Its executive committee met last week to discuss the Senate legislation proposed last month by Majority Leader Harry Reid (D-Nev.), also known as the Patient Protection and Affordable Care Act. Association leaders plan to announce their opposition later this week before a vote is taken in the Senate, spokesman Andrew LaMar told The Times.
They join a handful of other state medical associations that have opposed the bill in recent weeks, including those in Florida, Georgia and Texas.
Hey, no one has more credibility than these guys right?
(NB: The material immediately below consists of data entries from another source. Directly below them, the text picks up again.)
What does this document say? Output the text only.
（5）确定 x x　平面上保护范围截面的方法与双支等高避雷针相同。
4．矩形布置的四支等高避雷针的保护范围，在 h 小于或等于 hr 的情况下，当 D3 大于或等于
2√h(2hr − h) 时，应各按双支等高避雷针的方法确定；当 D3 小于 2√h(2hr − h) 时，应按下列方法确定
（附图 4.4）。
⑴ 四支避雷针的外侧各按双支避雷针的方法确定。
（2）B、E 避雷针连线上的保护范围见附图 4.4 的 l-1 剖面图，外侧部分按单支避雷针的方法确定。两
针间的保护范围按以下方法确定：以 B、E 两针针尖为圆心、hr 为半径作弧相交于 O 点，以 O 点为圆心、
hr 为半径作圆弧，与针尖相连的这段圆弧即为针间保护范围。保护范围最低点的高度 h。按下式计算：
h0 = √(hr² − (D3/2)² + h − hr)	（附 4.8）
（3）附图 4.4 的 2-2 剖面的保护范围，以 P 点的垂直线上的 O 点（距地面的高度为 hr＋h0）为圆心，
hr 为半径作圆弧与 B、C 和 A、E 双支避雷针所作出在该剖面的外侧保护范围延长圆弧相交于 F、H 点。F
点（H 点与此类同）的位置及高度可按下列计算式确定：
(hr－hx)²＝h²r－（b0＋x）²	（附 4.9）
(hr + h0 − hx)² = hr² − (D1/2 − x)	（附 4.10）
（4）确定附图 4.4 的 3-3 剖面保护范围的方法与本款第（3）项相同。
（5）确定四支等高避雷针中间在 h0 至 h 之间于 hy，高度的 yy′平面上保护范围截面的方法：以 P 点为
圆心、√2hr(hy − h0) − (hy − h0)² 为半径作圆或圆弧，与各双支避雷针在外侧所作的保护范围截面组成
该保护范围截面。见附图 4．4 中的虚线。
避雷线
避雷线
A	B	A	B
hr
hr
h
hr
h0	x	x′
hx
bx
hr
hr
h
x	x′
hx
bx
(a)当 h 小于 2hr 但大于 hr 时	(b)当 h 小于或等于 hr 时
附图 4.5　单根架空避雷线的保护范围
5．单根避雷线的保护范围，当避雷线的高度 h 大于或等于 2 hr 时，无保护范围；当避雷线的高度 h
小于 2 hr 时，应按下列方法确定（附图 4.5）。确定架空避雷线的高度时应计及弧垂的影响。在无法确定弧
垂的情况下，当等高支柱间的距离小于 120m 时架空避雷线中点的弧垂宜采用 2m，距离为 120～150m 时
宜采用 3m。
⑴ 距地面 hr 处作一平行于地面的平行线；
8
Maybe the President and Congress ought to listen to them.
(HT: NG.)
Intel has unveiled a prototype 48-core processor.
Intel announced that company researchers demonstrated an experimental, 48-core processor--dubbed the "single-chip cloud computer"--that will supposedly pave the way for future generations of processors. According to the company, the "concept chip" is aimed at scaling on-chip performance, communication, and power consumption. The new prototype also offers 10 to 20 times the processing engines found in today's Intel Core processors.Despite its many cores, Intel says that the futuristic prototype chip will consume the same amount of energy as two standard household light bulbs thanks to newly invented power management techniques.
Very cool, but unfortunately it's extremely difficult to write software that can effectively use so many processors. Some tasks can be parallelized very effectively, but many cannot, and those that can't won't see any advantage from processors with so many cores.
Moore's Law is still holding, but only at the aggregate level. Single processors aren't doubling in speed every 18 months anymore, but instead we are figuring out how to cram more cores onto the same chip. This results in an increase in processing power per chip, but multi-core processors are much more limited in what they can do than would be a single-core processor with the same total power.